The fact of the matter is, every now and then I will get a ‘boss lady’ type who seems nice on the initial meeting before the first clean, then when I get there to clean on the first day, I find the bitch switch is on and I think,

“This is not the shit I signed up for!”

One lady in particular comes to mind. She was a full time stock rep for  dental companies. She had two teenage children living at home, one who was drinking a beer when I got there one day and lied about her age when I asked how old she was. Turns out she was 14, and she came with a smart mouth. This home looked like it had already been cleaned when I got there, so there was no challenge, no satisfaction upon leaving her house, and definitely, no “Thank You” note upon my return, only more requests, which I filled diligently due to my perfectionist nature.

One day this woman told me I needed to do a better job on the cleaning, and I am usually very open to this, I like to do a good job and if there is something extra someone would like me to do on my visits I will try to get it done, time permitting. When I asked her if there was anything in particular she would like me to work on she huffed and said “Everything.” That was the day I knew I wasn’t going to do my very best, in fact, at that very moment, as I smiled my widest smile behind gritted teeth and said,

“I will make your house sparkle today Honey!”

I had a mental image of throwing glitter up into the air, in every room of the house, into every corner, onto every surface, onto every carpet and rug and stomping it in, into every wardrobe – but leaving the money on the bench, because I finally just achieved that good ‘satisfaction’ feeling, and that feeling was priceless.
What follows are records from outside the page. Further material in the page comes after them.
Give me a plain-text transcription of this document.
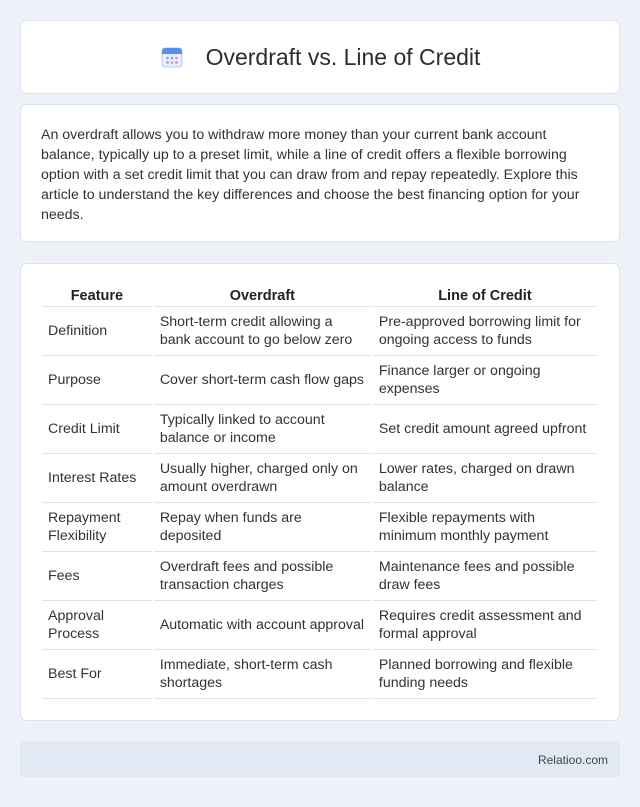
Overdraft vs. Line of Credit

An overdraft allows you to withdraw more money than your current bank account balance, typically up to a preset limit, while a line of credit offers a flexible borrowing option with a set credit limit that you can draw from and repay repeatedly. Explore this article to understand the key differences and choose the best financing option for your needs.

Feature	Overdraft	Line of Credit
Definition	Short-term credit allowing a bank account to go below zero	Pre-approved borrowing limit for ongoing access to funds
Purpose	Cover short-term cash flow gaps	Finance larger or ongoing expenses
Credit Limit	Typically linked to account balance or income	Set credit amount agreed upfront
Interest Rates	Usually higher, charged only on amount overdrawn	Lower rates, charged on drawn balance
Repayment Flexibility	Repay when funds are deposited	Flexible repayments with minimum monthly payment
Fees	Overdraft fees and possible transaction charges	Maintenance fees and possible draw fees
Approval Process	Automatic with account approval	Requires credit assessment and formal approval
Best For	Immediate, short-term cash shortages	Planned borrowing and flexible funding needs
Relatioo.com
This sparkly herpes of the craft world (because once you have it you can’t get rid of it) was going to be the bane of her existence for years to come and as I hid in one of the darkest corners of my mind from this dickhead for a few seconds, I giggled, and then straightened my face and walked away with my cleaning bucket. Her home did not get a spit shine that day, it got a basic clean. But that moment in my mind, while watching with fascination as the sparkly glitter fell I thought,

“This must be what crazy feels like.”

It was a good place to be in that moment.

A couple of weeks later I found a lump in my boob which had to be removed, and while they were at it they would tuck in a bulging hernia on my belly button meaning I wouldn’t be allowed to clean for 6 weeks. She fired me because I told her I wouldn’t be coming in during that time despite her putting in her best effort to persuade me to come in anyway. I’m not usually relieved when someone no longer requires my services, but this time I was.

Since then I have had a couple of ladies be a tad disrespectful, meeting these kinds of people comes with the job, and I have let those clients go because at the end of the day I want to do a good job and assholes are not what I would call an inspiring bunch of people. It is liberating but it also creates a win-win situation for both my client and I. I do love my job, and it will stay that way.